Over the course of the longest build-up in boxing history, Mayweather often referenced the female body to degrade his opponent. We know the words. McGregor retorted with his own brand of racial stereotyping to rile Mayweather up and no doubt targeting Mayweather’s fan base too.

Every now and again men need to beat each other in the head, to celebrate the privilege of being male all over the world. Motto: We’ll measure the size of our nuclear missiles first, and grab you by the genitals later. 

Maybe I’m just a spoilsport and a hypocrite, because I do love a good game of football, with similar portrayals of masculinity and superiority. Maybe I’ve been doomed from the start. Maybe we all are. 

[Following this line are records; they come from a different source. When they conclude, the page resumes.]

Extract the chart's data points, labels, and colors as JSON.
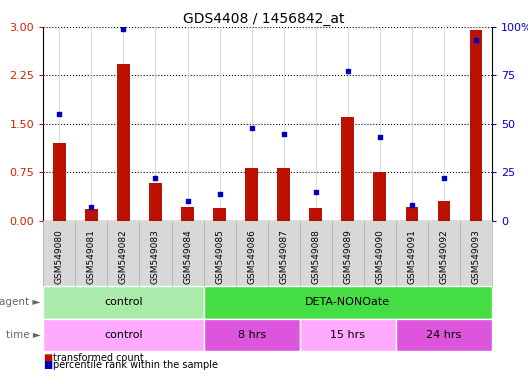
{
  "title": "GDS4408 / 1456842_at",
  "samples": [
    "GSM549080",
    "GSM549081",
    "GSM549082",
    "GSM549083",
    "GSM549084",
    "GSM549085",
    "GSM549086",
    "GSM549087",
    "GSM549088",
    "GSM549089",
    "GSM549090",
    "GSM549091",
    "GSM549092",
    "GSM549093"
  ],
  "transformed_count": [
    1.2,
    0.18,
    2.42,
    0.58,
    0.22,
    0.2,
    0.82,
    0.82,
    0.2,
    1.6,
    0.75,
    0.22,
    0.3,
    2.95
  ],
  "percentile_rank": [
    55,
    7,
    99,
    22,
    10,
    14,
    48,
    45,
    15,
    77,
    43,
    8,
    22,
    93
  ],
  "agent_groups": [
    {
      "label": "control",
      "start": 0,
      "end": 4,
      "color": "#aaeaaa"
    },
    {
      "label": "DETA-NONOate",
      "start": 5,
      "end": 13,
      "color": "#44dd44"
    }
  ],
  "time_groups": [
    {
      "label": "control",
      "start": 0,
      "end": 4,
      "color": "#ffaaff"
    },
    {
      "label": "8 hrs",
      "start": 5,
      "end": 7,
      "color": "#dd55dd"
    },
    {
      "label": "15 hrs",
      "start": 8,
      "end": 10,
      "color": "#ffaaff"
    },
    {
      "label": "24 hrs",
      "start": 11,
      "end": 13,
      "color": "#dd55dd"
    }
  ],
  "ylim_left": [
    0,
    3
  ],
  "ylim_right": [
    0,
    100
  ],
  "yticks_left": [
    0,
    0.75,
    1.5,
    2.25,
    3
  ],
  "yticks_right": [
    0,
    25,
    50,
    75,
    100
  ],
  "bar_color": "#bb1100",
  "dot_color": "#0000bb",
  "label_color_left": "#cc2200",
  "label_color_right": "#0000cc"
}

We cannot seem to shake off our corrupt male leaders who act with impunity, nor can we solve the violence against women and children that is enslaving them all over again. Nothing changes. Not in Angola, not in US or Kenya and certainly not in Zimbabwe. Men will continue to be men, and we will make them trend.

We don’t all have to like what Mayweather and McGregor have done, but we have a right not to participate in it. So, if you’re going to participate in this roadshow can we at least dial down the hate speech? And could they have not taken a pay cut?